Dünyanın çekiciliği, tadı, lezzeti ve nefsin bunlara olan arzu ve iştiyakı birlikte düşünüldüğünde, dünyadan kalben kopup, yalnız Mevlâyâ râm olmanın ne büyük bir mücâhede gerektirdiği açıkça ortaya çıkar. Bu mücâhededen zaferle çıkmak için en kısa yol, ehl-i hakikate göre muhabbet ve aşk yoludur. Hatta muhabbet ve aşktan yana nasibi olmayanın vuslata ermesi imkansız gibidir. Zira her gördüğüne gönlü akan bir kimsenin dünya tuzaklarından kurtulması zordur. Akılla bu engelleri aşmak da Mevlânâ’nın ifadesiyle değnekle yürümeye benzer. Çünkü gönlün takılıp kalacağı engeller sayısızdır ve bu ilgileri tek tek koparmak imkansız gibidir. Halbuki Hakk’a vuslat için kanat takıp uçmak gerekir. Kulu Hakk’a doğru uçuracak en güzel kanat da muhabbet kanadıdır. Hatta mecâzî aşka tutulan kimselerin Hakk’a vuslatının, böyle bir tecrübeyi yaşamamış kimselerden çok daha kolay olduğu, ehl-i tasavvuf tarafından tecrübe edilmiş ve kitaplarında nakledilegelmiştir. Bu sebeple gönül terbiyecileri, terbiyesini üstlendikleri kimseleri sürekli muhabbetullaha yönlendirmiş ve bu muhabbeti doğuracak, sohbet, zikir ve murakabelerle onları devamlı meşgul etmişlerdir.

İbn Atâullah –kuddise sirruh- hikmetinin devamında, nefsânî arzulara dalarak gaflete düşenlerin mânen kirlendiklerini ve âdetâ büyük abdest gerektiren bir hale (yani cenâbet haline) düştüklerini ifade eder. Abdest almadan mescide girip namaza durmak nasıl câiz değilse, gaflet girdabına düşen kimselerin de tövbe istiğfarla temizlenmeden, Hakk’ın huzuruna kabul edilmelerinin imkansız olduğunu bildirir. Zira hadis-i şerifte de beyan edildiği gibi “Allah (her türlü ayıp ve noksanlıktan münezzeh) tertemiz yüce bir varlıktır; bu itibarla ancak tertemiz olanları kabul eder”.(Müslim, Zekat, 65)

Kirlenmiş, paslanmış ve âdetâ kilitlenmiş kalplerle esrâr-ı ilâhiyyenin keşfedilemeyeceği açıktır.

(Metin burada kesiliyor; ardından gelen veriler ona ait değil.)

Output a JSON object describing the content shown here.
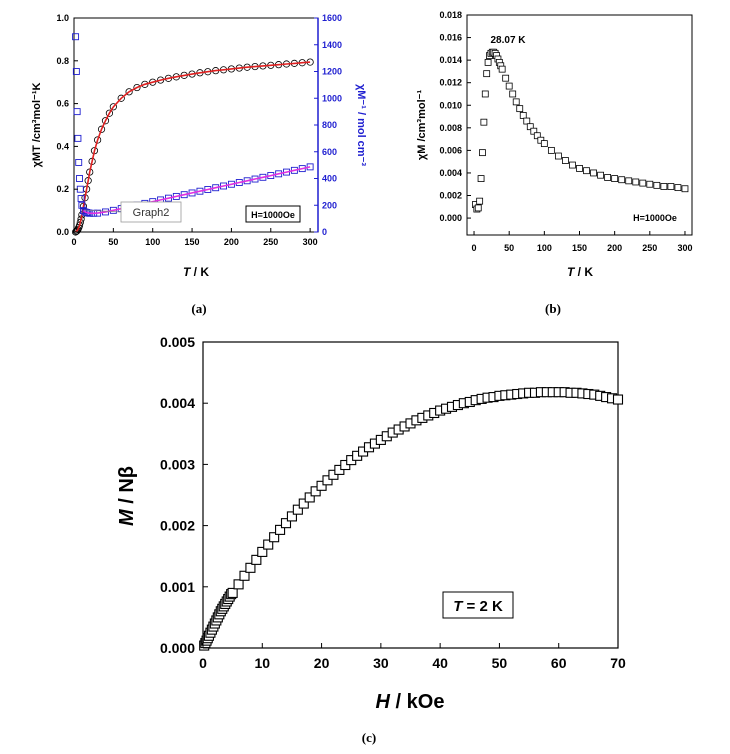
{
  "panel_labels": {
    "a": "(a)",
    "b": "(b)",
    "c": "(c)"
  },
  "chart_data": [
    {
      "panel": "(a)",
      "type": "scatter",
      "xlabel_italic": "T",
      "xlabel_rest": " / K",
      "ylabel_left": "χMT /cm³mol⁻¹K",
      "ylabel_right": "χM⁻¹ / mol cm⁻³",
      "xlim": [
        0,
        310
      ],
      "ylim_left": [
        0,
        1.0
      ],
      "ylim_right": [
        0,
        1600
      ],
      "xticks": [
        0,
        50,
        100,
        150,
        200,
        250,
        300
      ],
      "yticks_left": [
        0.0,
        0.2,
        0.4,
        0.6,
        0.8,
        1.0
      ],
      "yticks_left_labels": [
        "0.0",
        "0.2",
        "0.4",
        "0.6",
        "0.8",
        "1.0"
      ],
      "yticks_right": [
        0,
        200,
        400,
        600,
        800,
        1000,
        1200,
        1400,
        1600
      ],
      "annotation_box": "H=1000Oe",
      "callout": "Graph2",
      "series_chiT": {
        "x": [
          2,
          3,
          4,
          5,
          6,
          7,
          8,
          9,
          10,
          12,
          14,
          16,
          18,
          20,
          23,
          26,
          30,
          35,
          40,
          45,
          50,
          60,
          70,
          80,
          90,
          100,
          110,
          120,
          130,
          140,
          150,
          160,
          170,
          180,
          190,
          200,
          210,
          220,
          230,
          240,
          250,
          260,
          270,
          280,
          290,
          300
        ],
        "y": [
          0.0,
          0.003,
          0.006,
          0.012,
          0.02,
          0.03,
          0.045,
          0.06,
          0.08,
          0.12,
          0.16,
          0.2,
          0.24,
          0.28,
          0.33,
          0.38,
          0.43,
          0.48,
          0.52,
          0.555,
          0.585,
          0.625,
          0.655,
          0.675,
          0.69,
          0.7,
          0.71,
          0.718,
          0.725,
          0.732,
          0.738,
          0.744,
          0.749,
          0.754,
          0.758,
          0.762,
          0.766,
          0.77,
          0.773,
          0.776,
          0.779,
          0.782,
          0.785,
          0.788,
          0.791,
          0.794
        ]
      },
      "series_invchi": {
        "x": [
          2,
          3,
          4,
          5,
          6,
          7,
          8,
          9,
          10,
          12,
          14,
          16,
          18,
          20,
          25,
          30,
          40,
          50,
          60,
          70,
          80,
          90,
          100,
          110,
          120,
          130,
          140,
          150,
          160,
          170,
          180,
          190,
          200,
          210,
          220,
          230,
          240,
          250,
          260,
          270,
          280,
          290,
          300
        ],
        "y": [
          1460,
          1200,
          900,
          700,
          520,
          400,
          320,
          250,
          200,
          160,
          150,
          146,
          143,
          140,
          140,
          141,
          150,
          162,
          175,
          188,
          201,
          214,
          227,
          240,
          253,
          266,
          279,
          292,
          305,
          318,
          331,
          344,
          357,
          370,
          383,
          396,
          409,
          422,
          435,
          448,
          461,
          474,
          487
        ]
      }
    },
    {
      "panel": "(b)",
      "type": "scatter",
      "xlabel_italic": "T",
      "xlabel_rest": " / K",
      "ylabel": "χM /cm³mol⁻¹",
      "xlim": [
        -10,
        310
      ],
      "ylim": [
        -0.0015,
        0.018
      ],
      "xticks": [
        0,
        50,
        100,
        150,
        200,
        250,
        300
      ],
      "yticks": [
        0.0,
        0.002,
        0.004,
        0.006,
        0.008,
        0.01,
        0.012,
        0.014,
        0.016,
        0.018
      ],
      "yticks_labels": [
        "0.000",
        "0.002",
        "0.004",
        "0.006",
        "0.008",
        "0.010",
        "0.012",
        "0.014",
        "0.016",
        "0.018"
      ],
      "peak_label": "28.07 K",
      "annotation": "H=1000Oe",
      "x": [
        2,
        4,
        6,
        8,
        10,
        12,
        14,
        16,
        18,
        20,
        22,
        24,
        26,
        28,
        30,
        32,
        34,
        36,
        38,
        40,
        45,
        50,
        55,
        60,
        65,
        70,
        75,
        80,
        85,
        90,
        95,
        100,
        110,
        120,
        130,
        140,
        150,
        160,
        170,
        180,
        190,
        200,
        210,
        220,
        230,
        240,
        250,
        260,
        270,
        280,
        290,
        300
      ],
      "y": [
        0.0012,
        0.0008,
        0.0009,
        0.0015,
        0.0035,
        0.0058,
        0.0085,
        0.011,
        0.0128,
        0.0138,
        0.0144,
        0.0146,
        0.0147,
        0.0147,
        0.0146,
        0.0144,
        0.0141,
        0.0138,
        0.0135,
        0.0132,
        0.0124,
        0.0117,
        0.011,
        0.0103,
        0.0097,
        0.0091,
        0.0086,
        0.0081,
        0.0077,
        0.0073,
        0.0069,
        0.0066,
        0.006,
        0.0055,
        0.0051,
        0.0047,
        0.0044,
        0.0042,
        0.004,
        0.0038,
        0.0036,
        0.0035,
        0.0034,
        0.0033,
        0.0032,
        0.0031,
        0.003,
        0.0029,
        0.0028,
        0.0028,
        0.0027,
        0.0026
      ]
    },
    {
      "panel": "(c)",
      "type": "scatter",
      "xlabel_italic": "H",
      "xlabel_rest": " / kOe",
      "ylabel_italic": "M",
      "ylabel_rest": " / Nβ",
      "xlim": [
        0,
        70
      ],
      "ylim": [
        0,
        0.005
      ],
      "xticks": [
        0,
        10,
        20,
        30,
        40,
        50,
        60,
        70
      ],
      "yticks": [
        0.0,
        0.001,
        0.002,
        0.003,
        0.004,
        0.005
      ],
      "yticks_labels": [
        "0.000",
        "0.001",
        "0.002",
        "0.003",
        "0.004",
        "0.005"
      ],
      "legend_italic": "T",
      "legend_rest": " = 2 K",
      "x": [
        0.2,
        0.4,
        0.6,
        0.8,
        1.0,
        1.25,
        1.5,
        1.75,
        2.0,
        2.25,
        2.5,
        2.75,
        3.0,
        3.25,
        3.5,
        3.75,
        4.0,
        4.25,
        4.5,
        4.75,
        5.0,
        6,
        7,
        8,
        9,
        10,
        11,
        12,
        13,
        14,
        15,
        16,
        17,
        18,
        19,
        20,
        21,
        22,
        23,
        24,
        25,
        26,
        27,
        28,
        29,
        30,
        31,
        32,
        33,
        34,
        35,
        36,
        37,
        38,
        39,
        40,
        41,
        42,
        43,
        44,
        45,
        46,
        47,
        48,
        49,
        50,
        51,
        52,
        53,
        54,
        55,
        56,
        57,
        58,
        59,
        60,
        61,
        62,
        63,
        64,
        65,
        66,
        67,
        68,
        69,
        70
      ],
      "y": [
        4e-05,
        8e-05,
        0.00012,
        0.00016,
        0.0002,
        0.00025,
        0.0003,
        0.00035,
        0.0004,
        0.00045,
        0.0005,
        0.00055,
        0.0006,
        0.00064,
        0.00068,
        0.00072,
        0.00076,
        0.0008,
        0.00084,
        0.00088,
        0.0009,
        0.00104,
        0.00118,
        0.00131,
        0.00144,
        0.00157,
        0.00169,
        0.00181,
        0.00193,
        0.00204,
        0.00215,
        0.00226,
        0.00236,
        0.00246,
        0.00256,
        0.00265,
        0.00274,
        0.00283,
        0.00291,
        0.00299,
        0.00307,
        0.00314,
        0.00321,
        0.00328,
        0.00334,
        0.0034,
        0.00346,
        0.00352,
        0.00357,
        0.00362,
        0.00367,
        0.00372,
        0.00376,
        0.0038,
        0.00384,
        0.00388,
        0.00391,
        0.00394,
        0.00397,
        0.004,
        0.00402,
        0.00405,
        0.00407,
        0.00409,
        0.0041,
        0.00412,
        0.00413,
        0.00414,
        0.00415,
        0.00416,
        0.00417,
        0.00417,
        0.00418,
        0.00418,
        0.00418,
        0.00418,
        0.00418,
        0.00417,
        0.00417,
        0.00416,
        0.00415,
        0.00414,
        0.00412,
        0.0041,
        0.00408,
        0.00406
      ]
    }
  ]
}
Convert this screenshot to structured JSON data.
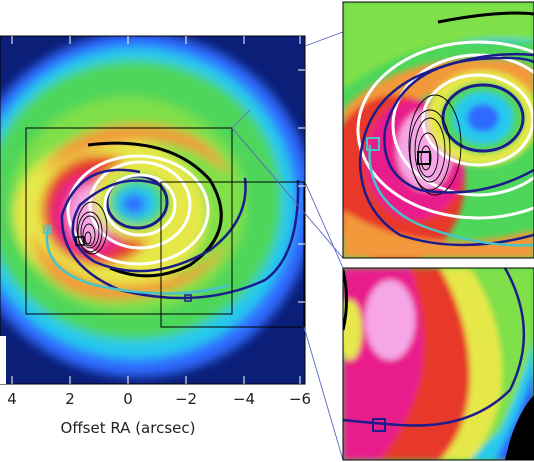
{
  "figure": {
    "x_axis_title": "Offset RA (arcsec)",
    "x_tick_labels": [
      "4",
      "2",
      "0",
      "−2",
      "−4",
      "−6"
    ]
  },
  "colors": {
    "outer_halo": "#0b1e78",
    "blue": "#2d6bff",
    "cyan": "#27c9ee",
    "green": "#4dd65a",
    "yellow": "#e6e84a",
    "orange": "#f29a3a",
    "red": "#e8392a",
    "magenta": "#e91e8c",
    "pink": "#f6a6e6",
    "spiral_model_blue": "#1c1c8c",
    "spiral_model_cyan": "#49c3c8",
    "ellipse_white": "#ffffff",
    "contour_black": "#000000",
    "connector_line": "#5a64c8"
  },
  "panels": [
    "main-map",
    "zoom-panel-top-right",
    "zoom-panel-bottom-right"
  ]
}
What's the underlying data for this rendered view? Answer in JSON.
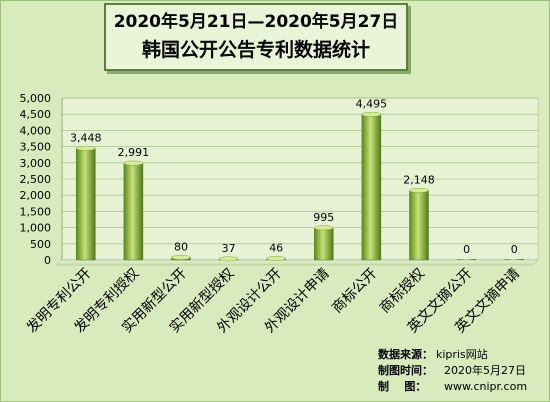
{
  "title": {
    "line1": "2020年5月21日—2020年5月27日",
    "line2": "韩国公开公告专利数据统计"
  },
  "chart_data": {
    "type": "bar",
    "categories": [
      "发明专利公开",
      "发明专利授权",
      "实用新型公开",
      "实用新型授权",
      "外观设计公开",
      "外观设计申请",
      "商标公开",
      "商标授权",
      "英文文摘公开",
      "英文文摘申请"
    ],
    "values": [
      3448,
      2991,
      80,
      37,
      46,
      995,
      4495,
      2148,
      0,
      0
    ],
    "value_labels": [
      "3,448",
      "2,991",
      "80",
      "37",
      "46",
      "995",
      "4,495",
      "2,148",
      "0",
      "0"
    ],
    "yticks": [
      0,
      500,
      1000,
      1500,
      2000,
      2500,
      3000,
      3500,
      4000,
      4500,
      5000
    ],
    "ytick_labels": [
      "0",
      "500",
      "1,000",
      "1,500",
      "2,000",
      "2,500",
      "3,000",
      "3,500",
      "4,000",
      "4,500",
      "5,000"
    ],
    "ylim": [
      0,
      5000
    ],
    "grid": true,
    "bar_color": "#7aa82e",
    "title": "",
    "xlabel": "",
    "ylabel": ""
  },
  "note": {
    "source_label": "数据来源：",
    "source_value": "kipris网站",
    "date_label": "制图时间：",
    "date_value": "2020年5月27日",
    "maker_label": "制    图：",
    "maker_value": "www.cnipr.com"
  },
  "colors": {
    "background": "#d7ebbd",
    "plot_background": "#e6f2d3",
    "bar_light": "#c8e07a",
    "bar_dark": "#5b8a1e"
  }
}
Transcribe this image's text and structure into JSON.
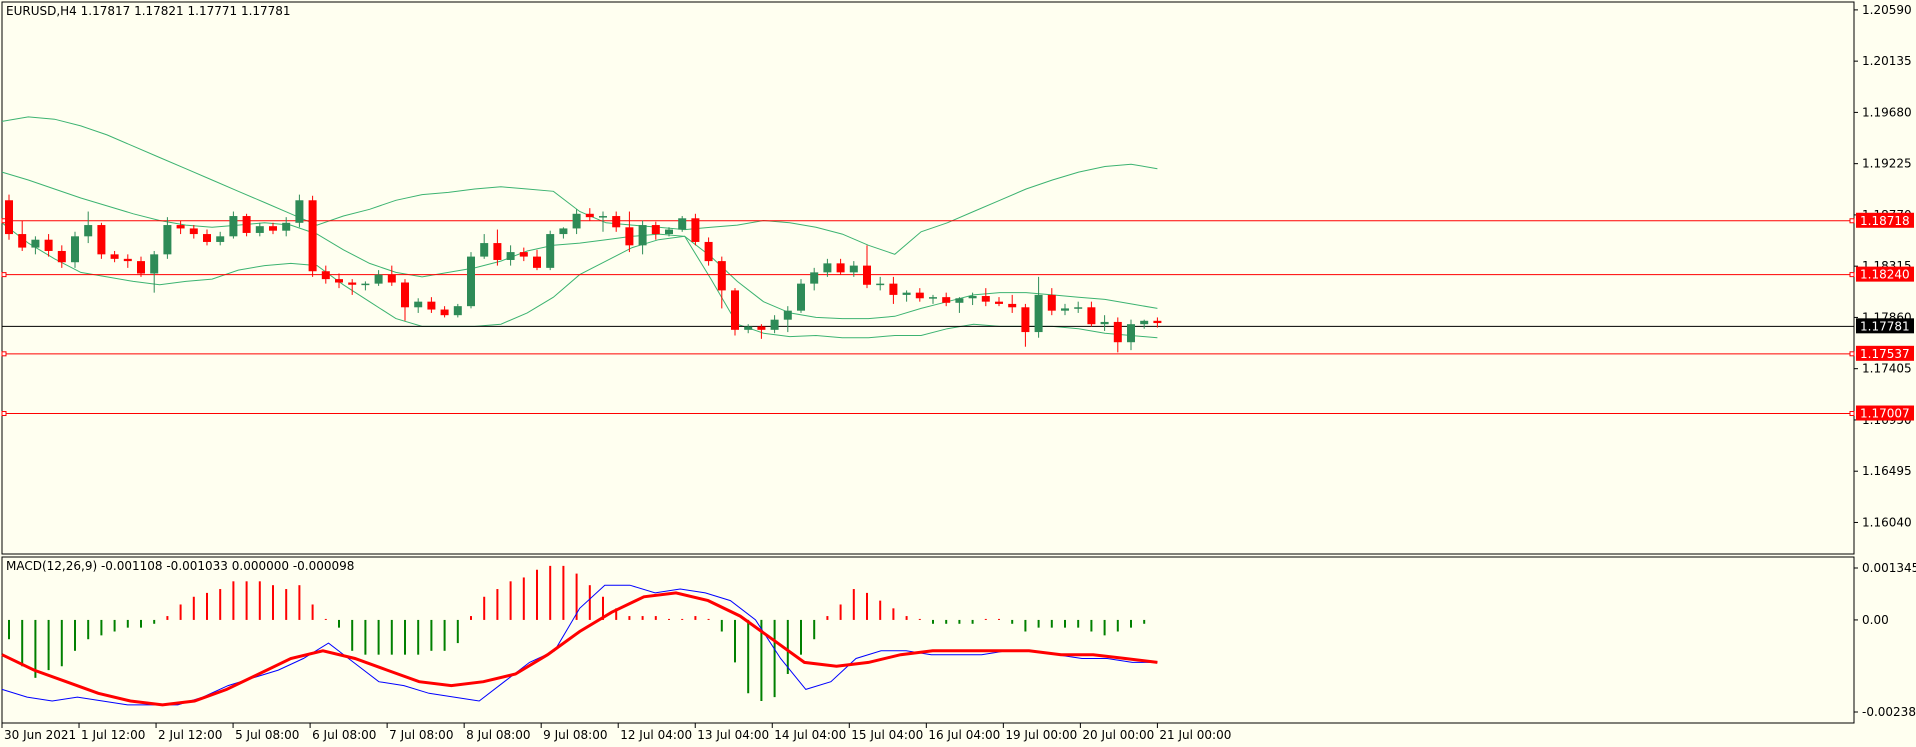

Zira böyle kalpler, perdenin arkasını sezecek letâfetten mahrum olduğundan, sebeplerin arkasındaki müsebbibü’l-esbâbı ve O’nun hikmetlerini müşahede edemezler. Bu nevi kalplere sahip kimseler, Rabbimizin eşsiz sanat harikalarıyla dolu şu kâinât sergi sarayında, âdetâ körebe oyunu oynayan birer zavallıdırlar.

Kimin gönül âlemi daha arınmış ise esrâr-ı ilâhiyyeden nasibi de o kadar çoktur. Böyleleri hem kelâmî âyetler mecmuası Kur’an’ı, hem de kevnî âyetler meşheri olan kâinat kitabını en iyi okuyanlardır.

“Gönül âlemine ciddiyetle yönelmeden, kalp temizliğini sadece bir temenni olarak gündeminde tutanların Hakk’a vuslat burcuna çıkması ham bir hayalden ibarettir. Zira yüceliklere erişme nimeti, sağlam bir niyet ve güçlü bir azimle oluşan büyük bir mücâhedenin sonucuna, Rabbin verdiği yüce ve şerefli bir ikramdır.”

Dipnotlar: 1) “Cânân”, sevgili demektir ki, burada Cenâb-ı Hak kastedilmiştir. “Dil”, Farsça bir kelimedir ve “gönül” demektir. “Nizâ” ise mücâdele ve münakaşaya girip âdeta cenge girişmek demektir. 2) “Kevnî nakış” yaratılmış eşyaya ait suretler, “mâsivâ” ise Allah’tan gayri tüm varlık demektir. 3) İbn Atâullah, gaflet kiriyle kirlenmiş bir gönlü, guslü gerektirecek bir cenâbet haline düşmüş kimseye benzetir. 4) “Mâsivâ”, “Allah’tan başka her şey” demektir.